Luna repoussa la force de son amant qui voulait l'obliger à se rallonger et l'examina à son tour.

Grâce au ciel il n'avait pas l'ombre d'une blessure.

- Qui c'était Cliver ? L'avez-vous vu ?

- Un paparazzi, répondit son chauffeur en sortant son téléphone portable.

Luna l'entendit jurer entre ses dents. Encore sous le choc elle se releva avec son aide pour constater avec effroi les dégâts.

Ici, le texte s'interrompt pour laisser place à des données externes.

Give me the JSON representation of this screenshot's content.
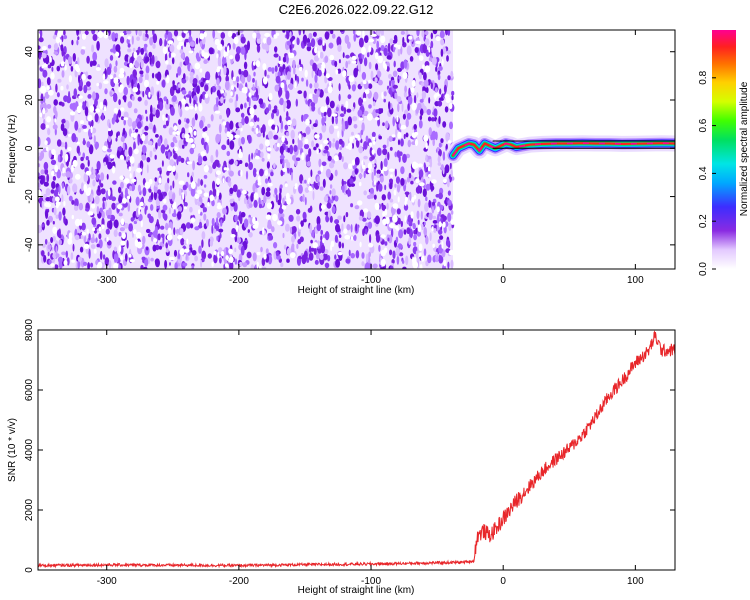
{
  "title": "C2E6.2026.022.09.22.G12",
  "chart_data": [
    {
      "type": "heatmap",
      "xlabel": "Height of straight line (km)",
      "ylabel": "Frequency (Hz)",
      "xlim": [
        -352,
        130
      ],
      "ylim": [
        -50,
        49
      ],
      "xticks": [
        -300,
        -200,
        -100,
        0,
        100
      ],
      "xtick_labels": [
        "-300",
        "-200",
        "-100",
        "0",
        "100"
      ],
      "yticks": [
        -40,
        -20,
        0,
        20,
        40
      ],
      "ytick_labels": [
        "-40",
        "-20",
        "0",
        "20",
        "40"
      ],
      "noise_region_x": [
        -352,
        -38
      ],
      "signal_trace": {
        "x": [
          -38,
          -34,
          -30,
          -26,
          -22,
          -18,
          -14,
          -10,
          -6,
          -2,
          2,
          6,
          10,
          20,
          30,
          40,
          50,
          60,
          70,
          80,
          90,
          100,
          110,
          120,
          130
        ],
        "y": [
          -3,
          0,
          1,
          2,
          1.5,
          -1,
          2,
          1,
          0,
          1,
          2,
          1.5,
          0.5,
          1.5,
          1.8,
          2,
          2,
          2.1,
          2,
          2,
          1.8,
          1.9,
          2,
          2.1,
          2
        ]
      },
      "horizontal_lines_y": [
        0,
        3
      ],
      "colorbar": {
        "label": "Normalized spectral amplitude",
        "range": [
          0,
          1
        ],
        "ticks": [
          0.0,
          0.2,
          0.4,
          0.6,
          0.8
        ],
        "tick_labels": [
          "0.0",
          "0.2",
          "0.4",
          "0.6",
          "0.8"
        ]
      }
    },
    {
      "type": "line",
      "xlabel": "Height of straight line (km)",
      "ylabel": "SNR (10 * v/v)",
      "xlim": [
        -352,
        130
      ],
      "ylim": [
        0,
        8000
      ],
      "xticks": [
        -300,
        -200,
        -100,
        0,
        100
      ],
      "xtick_labels": [
        "-300",
        "-200",
        "-100",
        "0",
        "100"
      ],
      "yticks": [
        0,
        2000,
        4000,
        6000,
        8000
      ],
      "ytick_labels": [
        "0",
        "2000",
        "4000",
        "6000",
        "8000"
      ],
      "series": [
        {
          "name": "SNR",
          "color": "#e8262a",
          "x": [
            -352,
            -300,
            -250,
            -200,
            -150,
            -100,
            -60,
            -30,
            -22,
            -20,
            -15,
            -10,
            -5,
            0,
            10,
            20,
            30,
            40,
            50,
            60,
            70,
            80,
            90,
            100,
            110,
            115,
            120,
            130
          ],
          "values": [
            150,
            170,
            160,
            150,
            180,
            200,
            230,
            260,
            300,
            1100,
            1300,
            1150,
            1400,
            1700,
            2300,
            2800,
            3300,
            3700,
            4050,
            4500,
            5100,
            5800,
            6300,
            6900,
            7300,
            7800,
            7300,
            7350
          ]
        }
      ]
    }
  ],
  "colors": {
    "noise_purple": "#7a22e0",
    "line_red": "#e8262a",
    "frame": "#000000"
  }
}
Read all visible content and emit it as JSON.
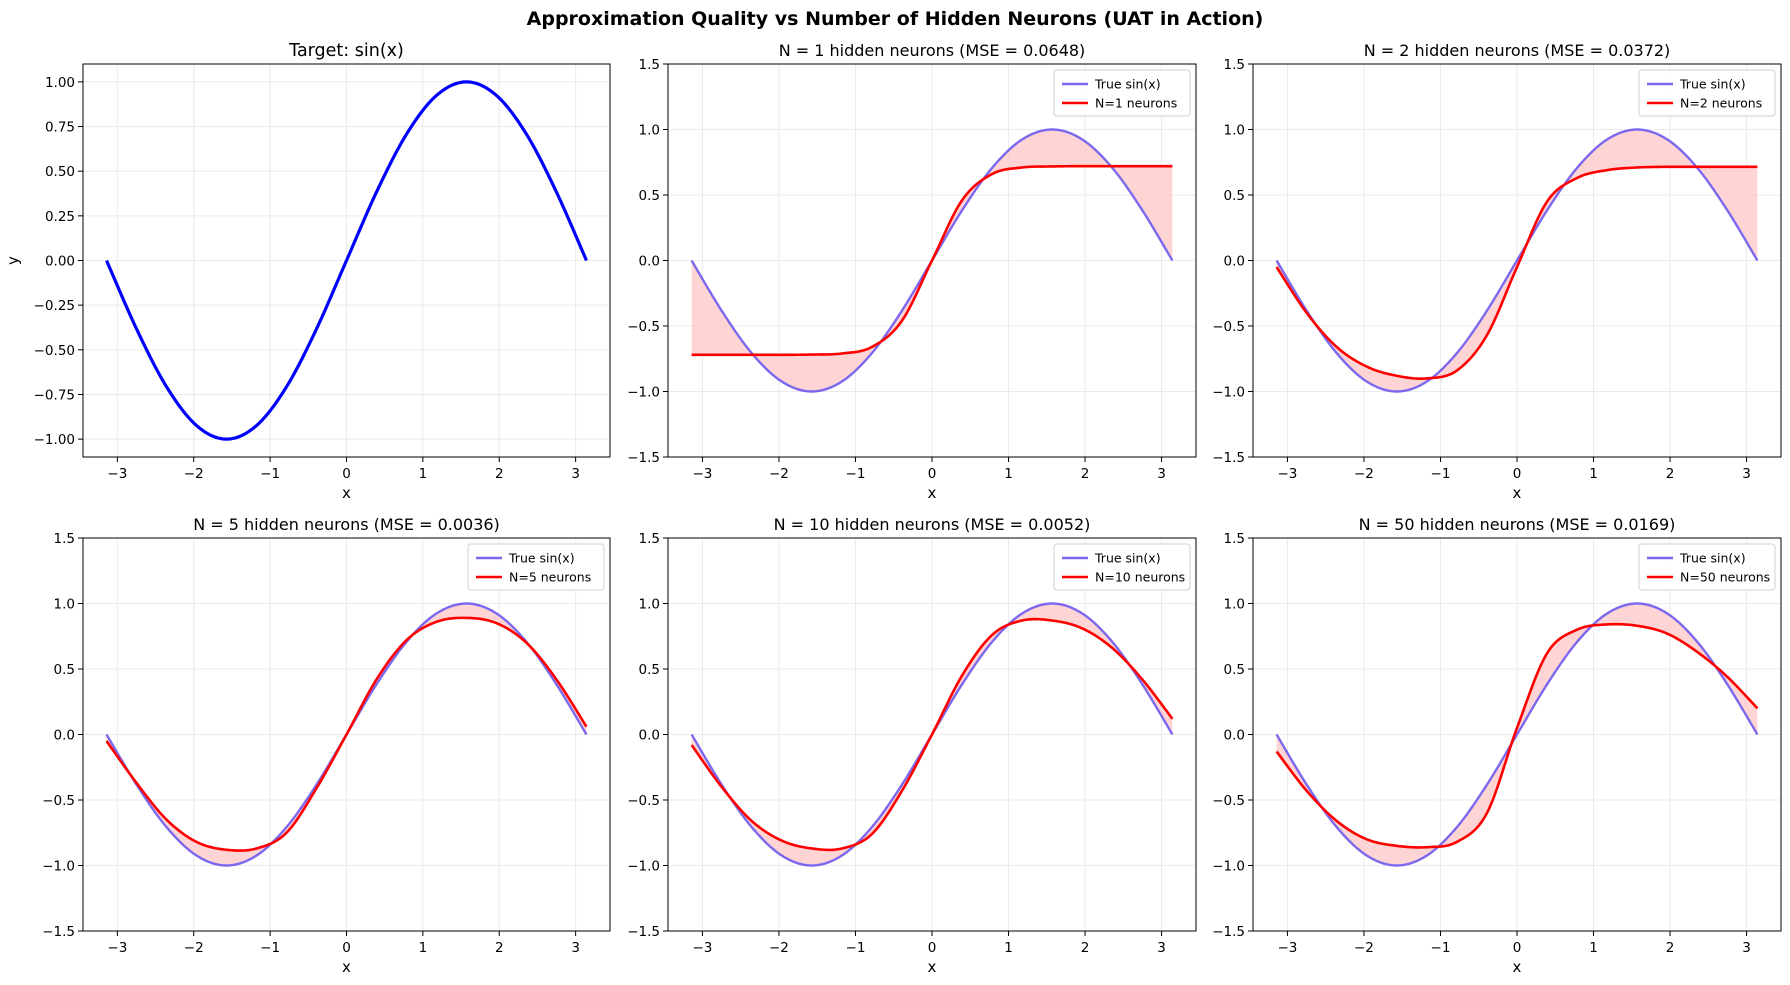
{
  "figure": {
    "title": "Approximation Quality vs Number of Hidden Neurons (UAT in Action)"
  },
  "colors": {
    "target_line": "#0000ff",
    "true_line": "#7b68ee",
    "approx_line": "#ff0000",
    "fill": "#ffcccc",
    "grid": "#ebebeb",
    "axes": "#000000"
  },
  "chart_data": [
    {
      "type": "line",
      "title": "Target: sin(x)",
      "xlabel": "x",
      "ylabel": "y",
      "xlim": [
        -3.45,
        3.45
      ],
      "ylim": [
        -1.1,
        1.1
      ],
      "xticks": [
        -3,
        -2,
        -1,
        0,
        1,
        2,
        3
      ],
      "yticks": [
        -1.0,
        -0.75,
        -0.5,
        -0.25,
        0.0,
        0.25,
        0.5,
        0.75,
        1.0
      ],
      "ytick_labels": [
        "−1.00",
        "−0.75",
        "−0.50",
        "−0.25",
        "0.00",
        "0.25",
        "0.50",
        "0.75",
        "1.00"
      ],
      "grid": true,
      "legend": null,
      "x": [
        -3.1416,
        -2.7489,
        -2.3562,
        -1.9635,
        -1.5708,
        -1.1781,
        -0.7854,
        -0.3927,
        0.0,
        0.3927,
        0.7854,
        1.1781,
        1.5708,
        1.9635,
        2.3562,
        2.7489,
        3.1416
      ],
      "series": [
        {
          "name": "",
          "values": [
            0.0,
            -0.383,
            -0.707,
            -0.924,
            -1.0,
            -0.924,
            -0.707,
            -0.383,
            0.0,
            0.383,
            0.707,
            0.924,
            1.0,
            0.924,
            0.707,
            0.383,
            0.0
          ]
        }
      ]
    },
    {
      "type": "line",
      "title": "N = 1 hidden neurons (MSE = 0.0648)",
      "xlabel": "x",
      "ylabel": "",
      "xlim": [
        -3.45,
        3.45
      ],
      "ylim": [
        -1.5,
        1.5
      ],
      "xticks": [
        -3,
        -2,
        -1,
        0,
        1,
        2,
        3
      ],
      "yticks": [
        -1.5,
        -1.0,
        -0.5,
        0.0,
        0.5,
        1.0,
        1.5
      ],
      "ytick_labels": [
        "−1.5",
        "−1.0",
        "−0.5",
        "0.0",
        "0.5",
        "1.0",
        "1.5"
      ],
      "grid": true,
      "legend": "top-right",
      "x": [
        -3.1416,
        -2.7489,
        -2.3562,
        -1.9635,
        -1.5708,
        -1.1781,
        -0.7854,
        -0.3927,
        0.0,
        0.3927,
        0.7854,
        1.1781,
        1.5708,
        1.9635,
        2.3562,
        2.7489,
        3.1416
      ],
      "series": [
        {
          "name": "True sin(x)",
          "values": [
            0.0,
            -0.383,
            -0.707,
            -0.924,
            -1.0,
            -0.924,
            -0.707,
            -0.383,
            0.0,
            0.383,
            0.707,
            0.924,
            1.0,
            0.924,
            0.707,
            0.383,
            0.0
          ]
        },
        {
          "name": "N=1 neurons",
          "values": [
            -0.72,
            -0.72,
            -0.72,
            -0.72,
            -0.718,
            -0.71,
            -0.66,
            -0.46,
            0.0,
            0.46,
            0.66,
            0.71,
            0.718,
            0.72,
            0.72,
            0.72,
            0.72
          ]
        }
      ]
    },
    {
      "type": "line",
      "title": "N = 2 hidden neurons (MSE = 0.0372)",
      "xlabel": "x",
      "ylabel": "",
      "xlim": [
        -3.45,
        3.45
      ],
      "ylim": [
        -1.5,
        1.5
      ],
      "xticks": [
        -3,
        -2,
        -1,
        0,
        1,
        2,
        3
      ],
      "yticks": [
        -1.5,
        -1.0,
        -0.5,
        0.0,
        0.5,
        1.0,
        1.5
      ],
      "ytick_labels": [
        "−1.5",
        "−1.0",
        "−0.5",
        "0.0",
        "0.5",
        "1.0",
        "1.5"
      ],
      "grid": true,
      "legend": "top-right",
      "x": [
        -3.1416,
        -2.7489,
        -2.3562,
        -1.9635,
        -1.5708,
        -1.1781,
        -0.7854,
        -0.3927,
        0.0,
        0.3927,
        0.7854,
        1.1781,
        1.5708,
        1.9635,
        2.3562,
        2.7489,
        3.1416
      ],
      "series": [
        {
          "name": "True sin(x)",
          "values": [
            0.0,
            -0.383,
            -0.707,
            -0.924,
            -1.0,
            -0.924,
            -0.707,
            -0.383,
            0.0,
            0.383,
            0.707,
            0.924,
            1.0,
            0.924,
            0.707,
            0.383,
            0.0
          ]
        },
        {
          "name": "N=2 neurons",
          "values": [
            -0.05,
            -0.4,
            -0.66,
            -0.81,
            -0.88,
            -0.9,
            -0.84,
            -0.57,
            -0.05,
            0.45,
            0.63,
            0.69,
            0.71,
            0.715,
            0.715,
            0.715,
            0.715
          ]
        }
      ]
    },
    {
      "type": "line",
      "title": "N = 5 hidden neurons (MSE = 0.0036)",
      "xlabel": "x",
      "ylabel": "",
      "xlim": [
        -3.45,
        3.45
      ],
      "ylim": [
        -1.5,
        1.5
      ],
      "xticks": [
        -3,
        -2,
        -1,
        0,
        1,
        2,
        3
      ],
      "yticks": [
        -1.5,
        -1.0,
        -0.5,
        0.0,
        0.5,
        1.0,
        1.5
      ],
      "ytick_labels": [
        "−1.5",
        "−1.0",
        "−0.5",
        "0.0",
        "0.5",
        "1.0",
        "1.5"
      ],
      "grid": true,
      "legend": "top-right",
      "x": [
        -3.1416,
        -2.7489,
        -2.3562,
        -1.9635,
        -1.5708,
        -1.1781,
        -0.7854,
        -0.3927,
        0.0,
        0.3927,
        0.7854,
        1.1781,
        1.5708,
        1.9635,
        2.3562,
        2.7489,
        3.1416
      ],
      "series": [
        {
          "name": "True sin(x)",
          "values": [
            0.0,
            -0.383,
            -0.707,
            -0.924,
            -1.0,
            -0.924,
            -0.707,
            -0.383,
            0.0,
            0.383,
            0.707,
            0.924,
            1.0,
            0.924,
            0.707,
            0.383,
            0.0
          ]
        },
        {
          "name": "N=5 neurons",
          "values": [
            -0.05,
            -0.37,
            -0.65,
            -0.82,
            -0.88,
            -0.87,
            -0.75,
            -0.41,
            0.0,
            0.42,
            0.72,
            0.86,
            0.89,
            0.85,
            0.7,
            0.42,
            0.06
          ]
        }
      ]
    },
    {
      "type": "line",
      "title": "N = 10 hidden neurons (MSE = 0.0052)",
      "xlabel": "x",
      "ylabel": "",
      "xlim": [
        -3.45,
        3.45
      ],
      "ylim": [
        -1.5,
        1.5
      ],
      "xticks": [
        -3,
        -2,
        -1,
        0,
        1,
        2,
        3
      ],
      "yticks": [
        -1.5,
        -1.0,
        -0.5,
        0.0,
        0.5,
        1.0,
        1.5
      ],
      "ytick_labels": [
        "−1.5",
        "−1.0",
        "−0.5",
        "0.0",
        "0.5",
        "1.0",
        "1.5"
      ],
      "grid": true,
      "legend": "top-right",
      "x": [
        -3.1416,
        -2.7489,
        -2.3562,
        -1.9635,
        -1.5708,
        -1.1781,
        -0.7854,
        -0.3927,
        0.0,
        0.3927,
        0.7854,
        1.1781,
        1.5708,
        1.9635,
        2.3562,
        2.7489,
        3.1416
      ],
      "series": [
        {
          "name": "True sin(x)",
          "values": [
            0.0,
            -0.383,
            -0.707,
            -0.924,
            -1.0,
            -0.924,
            -0.707,
            -0.383,
            0.0,
            0.383,
            0.707,
            0.924,
            1.0,
            0.924,
            0.707,
            0.383,
            0.0
          ]
        },
        {
          "name": "N=10 neurons",
          "values": [
            -0.08,
            -0.4,
            -0.66,
            -0.81,
            -0.87,
            -0.87,
            -0.76,
            -0.43,
            0.0,
            0.45,
            0.76,
            0.87,
            0.87,
            0.81,
            0.66,
            0.42,
            0.12
          ]
        }
      ]
    },
    {
      "type": "line",
      "title": "N = 50 hidden neurons (MSE = 0.0169)",
      "xlabel": "x",
      "ylabel": "",
      "xlim": [
        -3.45,
        3.45
      ],
      "ylim": [
        -1.5,
        1.5
      ],
      "xticks": [
        -3,
        -2,
        -1,
        0,
        1,
        2,
        3
      ],
      "yticks": [
        -1.5,
        -1.0,
        -0.5,
        0.0,
        0.5,
        1.0,
        1.5
      ],
      "ytick_labels": [
        "−1.5",
        "−1.0",
        "−0.5",
        "0.0",
        "0.5",
        "1.0",
        "1.5"
      ],
      "grid": true,
      "legend": "top-right",
      "x": [
        -3.1416,
        -2.7489,
        -2.3562,
        -1.9635,
        -1.5708,
        -1.1781,
        -0.7854,
        -0.3927,
        0.0,
        0.3927,
        0.7854,
        1.1781,
        1.5708,
        1.9635,
        2.3562,
        2.7489,
        3.1416
      ],
      "series": [
        {
          "name": "True sin(x)",
          "values": [
            0.0,
            -0.383,
            -0.707,
            -0.924,
            -1.0,
            -0.924,
            -0.707,
            -0.383,
            0.0,
            0.383,
            0.707,
            0.924,
            1.0,
            0.924,
            0.707,
            0.383,
            0.0
          ]
        },
        {
          "name": "N=50 neurons",
          "values": [
            -0.13,
            -0.43,
            -0.66,
            -0.8,
            -0.85,
            -0.86,
            -0.82,
            -0.6,
            0.05,
            0.62,
            0.8,
            0.84,
            0.83,
            0.77,
            0.63,
            0.44,
            0.2
          ]
        }
      ]
    }
  ]
}
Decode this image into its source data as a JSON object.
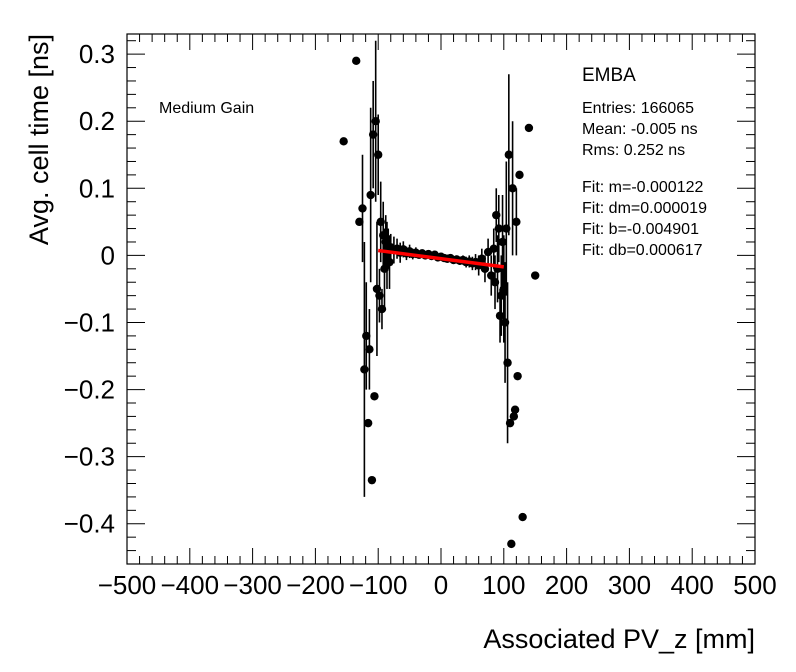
{
  "chart_data": {
    "type": "scatter",
    "title": "",
    "xlabel": "Associated PV_z [mm]",
    "ylabel": "Avg. cell time [ns]",
    "xlim": [
      -500,
      500
    ],
    "ylim": [
      -0.46,
      0.33
    ],
    "x_ticks": [
      -500,
      -400,
      -300,
      -200,
      -100,
      0,
      100,
      200,
      300,
      400,
      500
    ],
    "x_tick_labels": [
      "−500",
      "−400",
      "−300",
      "−200",
      "−100",
      "0",
      "100",
      "200",
      "300",
      "400",
      "500"
    ],
    "y_ticks": [
      0.3,
      0.2,
      0.1,
      0,
      -0.1,
      -0.2,
      -0.3,
      -0.4
    ],
    "y_tick_labels": [
      "0.3",
      "0.2",
      "0.1",
      "0",
      "−0.1",
      "−0.2",
      "−0.3",
      "−0.4"
    ],
    "annotation": "Medium Gain",
    "partition": "EMBA",
    "stats": [
      "Entries: 166065",
      "Mean: -0.005 ns",
      "Rms: 0.252 ns"
    ],
    "fit_text": [
      "Fit: m=-0.000122",
      "Fit: dm=0.000019",
      "Fit: b=-0.004901",
      "Fit: db=0.000617"
    ],
    "fit": {
      "m": -0.000122,
      "b": -0.004901,
      "x_range": [
        -100,
        100
      ],
      "color": "#ff0000"
    },
    "series": [
      {
        "name": "data",
        "color": "#000000",
        "points": [
          {
            "x": -155,
            "y": 0.17,
            "err": 0.0
          },
          {
            "x": -135,
            "y": 0.29,
            "err": 0.0
          },
          {
            "x": -130,
            "y": 0.05,
            "err": 0.0
          },
          {
            "x": -125,
            "y": 0.07,
            "err": 0.08
          },
          {
            "x": -122,
            "y": -0.17,
            "err": 0.19
          },
          {
            "x": -119,
            "y": -0.12,
            "err": 0.08
          },
          {
            "x": -116,
            "y": -0.25,
            "err": 0.0
          },
          {
            "x": -114,
            "y": -0.14,
            "err": 0.06
          },
          {
            "x": -112,
            "y": 0.09,
            "err": 0.13
          },
          {
            "x": -110,
            "y": -0.335,
            "err": 0.0
          },
          {
            "x": -108,
            "y": 0.18,
            "err": 0.08
          },
          {
            "x": -106,
            "y": -0.21,
            "err": 0.0
          },
          {
            "x": -104,
            "y": 0.2,
            "err": 0.12
          },
          {
            "x": -102,
            "y": -0.05,
            "err": 0.1
          },
          {
            "x": -100,
            "y": 0.15,
            "err": 0.06
          },
          {
            "x": -98,
            "y": -0.06,
            "err": 0.04
          },
          {
            "x": -96,
            "y": 0.05,
            "err": 0.06
          },
          {
            "x": -94,
            "y": -0.08,
            "err": 0.03
          },
          {
            "x": -92,
            "y": 0.03,
            "err": 0.05
          },
          {
            "x": -90,
            "y": -0.02,
            "err": 0.06
          },
          {
            "x": -88,
            "y": 0.02,
            "err": 0.04
          },
          {
            "x": -86,
            "y": 0.0,
            "err": 0.05
          },
          {
            "x": -84,
            "y": 0.01,
            "err": 0.03
          },
          {
            "x": -82,
            "y": -0.01,
            "err": 0.04
          },
          {
            "x": -80,
            "y": 0.012,
            "err": 0.02
          },
          {
            "x": -75,
            "y": 0.008,
            "err": 0.02
          },
          {
            "x": -70,
            "y": 0.01,
            "err": 0.015
          },
          {
            "x": -65,
            "y": 0.004,
            "err": 0.015
          },
          {
            "x": -60,
            "y": 0.009,
            "err": 0.012
          },
          {
            "x": -55,
            "y": 0.003,
            "err": 0.01
          },
          {
            "x": -50,
            "y": 0.006,
            "err": 0.01
          },
          {
            "x": -45,
            "y": 0.002,
            "err": 0.008
          },
          {
            "x": -40,
            "y": 0.004,
            "err": 0.008
          },
          {
            "x": -35,
            "y": 0.001,
            "err": 0.006
          },
          {
            "x": -30,
            "y": 0.003,
            "err": 0.006
          },
          {
            "x": -25,
            "y": 0.0,
            "err": 0.005
          },
          {
            "x": -20,
            "y": 0.002,
            "err": 0.005
          },
          {
            "x": -15,
            "y": -0.001,
            "err": 0.005
          },
          {
            "x": -10,
            "y": 0.001,
            "err": 0.004
          },
          {
            "x": -5,
            "y": -0.003,
            "err": 0.004
          },
          {
            "x": 0,
            "y": -0.002,
            "err": 0.004
          },
          {
            "x": 5,
            "y": -0.004,
            "err": 0.004
          },
          {
            "x": 10,
            "y": -0.005,
            "err": 0.005
          },
          {
            "x": 15,
            "y": -0.004,
            "err": 0.005
          },
          {
            "x": 20,
            "y": -0.007,
            "err": 0.005
          },
          {
            "x": 25,
            "y": -0.006,
            "err": 0.006
          },
          {
            "x": 30,
            "y": -0.008,
            "err": 0.006
          },
          {
            "x": 35,
            "y": -0.007,
            "err": 0.007
          },
          {
            "x": 40,
            "y": -0.01,
            "err": 0.008
          },
          {
            "x": 45,
            "y": -0.009,
            "err": 0.009
          },
          {
            "x": 50,
            "y": -0.012,
            "err": 0.01
          },
          {
            "x": 55,
            "y": -0.01,
            "err": 0.012
          },
          {
            "x": 60,
            "y": -0.015,
            "err": 0.015
          },
          {
            "x": 65,
            "y": -0.005,
            "err": 0.015
          },
          {
            "x": 70,
            "y": -0.02,
            "err": 0.02
          },
          {
            "x": 75,
            "y": 0.005,
            "err": 0.02
          },
          {
            "x": 80,
            "y": -0.03,
            "err": 0.03
          },
          {
            "x": 84,
            "y": 0.01,
            "err": 0.03
          },
          {
            "x": 86,
            "y": -0.04,
            "err": 0.04
          },
          {
            "x": 88,
            "y": 0.06,
            "err": 0.04
          },
          {
            "x": 90,
            "y": -0.02,
            "err": 0.05
          },
          {
            "x": 92,
            "y": 0.04,
            "err": 0.05
          },
          {
            "x": 94,
            "y": -0.09,
            "err": 0.04
          },
          {
            "x": 96,
            "y": -0.06,
            "err": 0.06
          },
          {
            "x": 98,
            "y": 0.02,
            "err": 0.07
          },
          {
            "x": 100,
            "y": -0.05,
            "err": 0.08
          },
          {
            "x": 102,
            "y": -0.1,
            "err": 0.09
          },
          {
            "x": 104,
            "y": 0.04,
            "err": 0.1
          },
          {
            "x": 106,
            "y": -0.16,
            "err": 0.12
          },
          {
            "x": 108,
            "y": 0.15,
            "err": 0.12
          },
          {
            "x": 110,
            "y": -0.25,
            "err": 0.0
          },
          {
            "x": 112,
            "y": -0.43,
            "err": 0.0
          },
          {
            "x": 114,
            "y": 0.1,
            "err": 0.1
          },
          {
            "x": 116,
            "y": -0.24,
            "err": 0.0
          },
          {
            "x": 118,
            "y": -0.23,
            "err": 0.0
          },
          {
            "x": 120,
            "y": 0.05,
            "err": 0.05
          },
          {
            "x": 122,
            "y": -0.18,
            "err": 0.0
          },
          {
            "x": 125,
            "y": 0.12,
            "err": 0.0
          },
          {
            "x": 130,
            "y": -0.39,
            "err": 0.0
          },
          {
            "x": 140,
            "y": 0.19,
            "err": 0.0
          },
          {
            "x": 150,
            "y": -0.03,
            "err": 0.0
          }
        ]
      }
    ]
  }
}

- Mon dieu, est-ce qu'il la fait exprès ? S'enquit-elle d'une voix affaiblie par les douleurs lancinantes qui lui vrillaient la tête.

Roderik serra Luna contre lui, prêt à accueillir le malaise qui manquait de la faire tomber. Comme prévu, la jeune femme tourna de l'œil et s'évanouit dans ses bras. Sans plus attendre il la souleva dans ses bras, serrant rageusement les mâchoires.

Pour la première fois de sa vie Roderik ressentit de la peur....une véritable peur lui creuser l'estomac.

La peur insupportable qu'il puisse lui arriver quelques choses.

À leur arrivée au centre hospitalier le plus proche, Luna fut prise tout de suite en charge à son plus grand soulagement. Hélas il n'eut pas le droit de l'accompagner et se contenta d'une série de questions posées par la police.

- D'après le premier rapport ce n'était pas volontaire, déclara l'un deux ; Nous avons relevé des traces de pneus, un signe évident que l'individu a tenté de freiner.

- Cela ne suffira pas à apaiser ma colère je le crains, dit-il froidement ; Il a pris la fuite, sans même daigner appeler les secours, ma femme aurait pu mourir.

Roderik se passa un main nerveuse dans les cheveux, irradié par un sentiment mystérieux lorsqu'il avait prononcé le mot " Femme "

- Je comprends monsieur le Duc et nous allons faire notre possible pour savoir qui c'est.

D'un vague mouvement de tête il se retourna pour arpenter le couloir d'un pas nerveux. Au delà de toute la colère qui bouillonnait en lui, Roderik était saisi d'une myriade d'émotions puissantes presque douloureuses.

Car il prenait peu à peu conscience qu'il aurait pu la perdre pour toujours...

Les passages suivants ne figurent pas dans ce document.